'Dust sculptures' warn of danger from polluted air

'Dust sculptures' warn of danger from polluted air

Artist Rueangsak Anuwatwimon slowly sprinkles dust on the face of a sculpture of an elderly man, to demonstrate the insidious risk from air pollution. This is one of the art works on displayed until Jan 28 at the Bangkok Art and Culture Center by Greenpeace South East Asia, which wants to alert people to the danger of tiny dust particles. (Photo: Greenpeace Thailand)
Artist Rueangsak Anuwatwimon slowly sprinkles dust on the face of a sculpture of an elderly man, to demonstrate the insidious risk from air pollution. This is one of the art works on displayed until Jan 28 at the Bangkok Art and Culture Center by Greenpeace South East Asia, which wants to alert people to the danger of tiny dust particles. (Photo: Greenpeace Thailand)

Artist Rueangsak Anuwatwimon has applied his talent to awakening people to an invisible threat they unwittingly breathe in - by incorporating ultra fine dust collected from polluted areas across Thailand in his human sculptures.

His work carries a warning of the dangerous levels of invisible pollutants people inhale every day..

Greenpeace South East Asia is showcasing his art at an exhibition intended make the public and the government aware they are breathing air permeated with three times the safety level of fine dust, known as particulate matter 2.5, set by the World Health Organisation last year.

The WHO determined the level of PM 2.5 should not be above 10 microgrammes a cubic metre 

"This polluting dust is simply ignored by both people and the government," Chariya Senphong, Greenpeace coordinator for energy and climate change affairs, said on Wednesday after the opening of the exhibition.

But very high average levels of PM 2.5 were recorded each year in Sara Buri, with 36 microgrammes a cubic metre, and Thon Buri, with 31 microgrammes, she said. These were among the polluted areas that were the inspiration for Rueangsak's latest work.

Among the displays are the sculptures of a child, a mother and an elderly man who are covered with dust he collected from various polluted areas, including factory compounds. This group, featuring people most at risk, represent villagers struggling against its impact.

"I want people to see this invisible threat more clearly through my art," Rueangsak said.

He hoped to help build awareness. Many of these people had little or no information about the air they breathe, he said.

PM 2.5 is dangerously tiny dust, only 2.5 micrometres in diameter - much less than the width of a single human hair. These fine particles can be emitted by bushfires, power plants and even old cars.

Its major impact is on the respiratory system, because it lodges in the lungs.

Air pollution leads to the premature death of about 50,000 people each year in Thailand, Greenpeace said, citing the latest World Bank study.
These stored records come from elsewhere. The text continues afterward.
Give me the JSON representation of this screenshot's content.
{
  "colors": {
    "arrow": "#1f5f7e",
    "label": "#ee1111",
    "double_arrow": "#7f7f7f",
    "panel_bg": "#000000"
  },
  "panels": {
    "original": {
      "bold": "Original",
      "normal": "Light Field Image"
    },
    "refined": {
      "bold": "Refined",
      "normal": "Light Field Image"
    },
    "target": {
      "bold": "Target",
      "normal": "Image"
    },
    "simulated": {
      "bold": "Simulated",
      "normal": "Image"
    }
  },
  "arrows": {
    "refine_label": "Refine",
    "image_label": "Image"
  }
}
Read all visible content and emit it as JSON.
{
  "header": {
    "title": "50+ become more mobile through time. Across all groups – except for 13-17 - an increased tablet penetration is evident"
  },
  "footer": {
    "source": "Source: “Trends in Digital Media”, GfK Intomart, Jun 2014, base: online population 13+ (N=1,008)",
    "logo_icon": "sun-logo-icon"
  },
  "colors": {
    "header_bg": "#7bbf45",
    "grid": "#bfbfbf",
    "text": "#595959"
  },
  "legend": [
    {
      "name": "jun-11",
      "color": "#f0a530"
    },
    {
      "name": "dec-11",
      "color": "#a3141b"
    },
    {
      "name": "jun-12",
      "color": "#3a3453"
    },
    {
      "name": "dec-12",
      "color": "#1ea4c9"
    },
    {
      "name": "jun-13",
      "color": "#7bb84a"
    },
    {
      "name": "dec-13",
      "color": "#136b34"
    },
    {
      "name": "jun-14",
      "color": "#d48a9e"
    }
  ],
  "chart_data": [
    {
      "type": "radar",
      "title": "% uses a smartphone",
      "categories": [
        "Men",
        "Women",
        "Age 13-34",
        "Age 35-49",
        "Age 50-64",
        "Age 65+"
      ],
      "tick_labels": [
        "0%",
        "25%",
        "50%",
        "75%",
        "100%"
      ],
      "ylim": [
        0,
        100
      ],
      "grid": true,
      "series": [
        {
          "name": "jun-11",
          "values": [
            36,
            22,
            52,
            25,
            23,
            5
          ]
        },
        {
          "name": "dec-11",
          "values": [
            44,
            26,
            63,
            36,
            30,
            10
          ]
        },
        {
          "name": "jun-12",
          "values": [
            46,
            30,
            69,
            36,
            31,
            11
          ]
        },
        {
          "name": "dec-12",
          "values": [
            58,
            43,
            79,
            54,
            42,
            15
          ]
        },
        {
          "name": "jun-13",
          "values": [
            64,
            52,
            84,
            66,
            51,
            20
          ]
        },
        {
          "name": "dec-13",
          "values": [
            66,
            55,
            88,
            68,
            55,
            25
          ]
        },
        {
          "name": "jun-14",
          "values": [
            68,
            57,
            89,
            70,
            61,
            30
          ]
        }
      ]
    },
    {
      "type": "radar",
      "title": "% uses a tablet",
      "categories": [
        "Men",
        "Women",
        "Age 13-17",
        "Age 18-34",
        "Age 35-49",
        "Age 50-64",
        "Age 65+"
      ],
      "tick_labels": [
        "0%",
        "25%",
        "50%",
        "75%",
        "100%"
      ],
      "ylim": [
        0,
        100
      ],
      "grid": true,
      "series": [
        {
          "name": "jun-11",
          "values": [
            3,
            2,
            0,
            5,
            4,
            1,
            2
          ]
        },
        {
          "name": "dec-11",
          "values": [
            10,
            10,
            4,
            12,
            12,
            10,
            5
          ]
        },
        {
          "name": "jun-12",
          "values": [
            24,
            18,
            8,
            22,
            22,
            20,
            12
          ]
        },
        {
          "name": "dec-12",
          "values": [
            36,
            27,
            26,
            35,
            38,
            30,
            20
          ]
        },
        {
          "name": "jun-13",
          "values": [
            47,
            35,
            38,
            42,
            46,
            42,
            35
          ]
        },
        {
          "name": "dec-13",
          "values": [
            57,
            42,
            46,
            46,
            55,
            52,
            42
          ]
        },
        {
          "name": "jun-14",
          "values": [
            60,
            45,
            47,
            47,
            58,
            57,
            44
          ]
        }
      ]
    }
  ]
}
The study found levels of air pollutants in 14 areas were above the WHO standard last year. In addition to Sara Buri and Thon Buri provinces, others deemed to be risk areas included Samut Sakhon, Ratchaburi, Khon Kaen and Chiang Mai, with levels of PM 2.5 ranging from 25 to 30 microgrammes a cubic metre, according to Greenpeace

The environmental group hopes the art display will make people more aware of their right to clean air, which is also the name of the exhibition.

"We should not take any risks on this issue and simply wait for the government to solve the problem," Ms Chairya said.

The exhibition continues until Jan 28 at the Bangkok Art and Culture Center.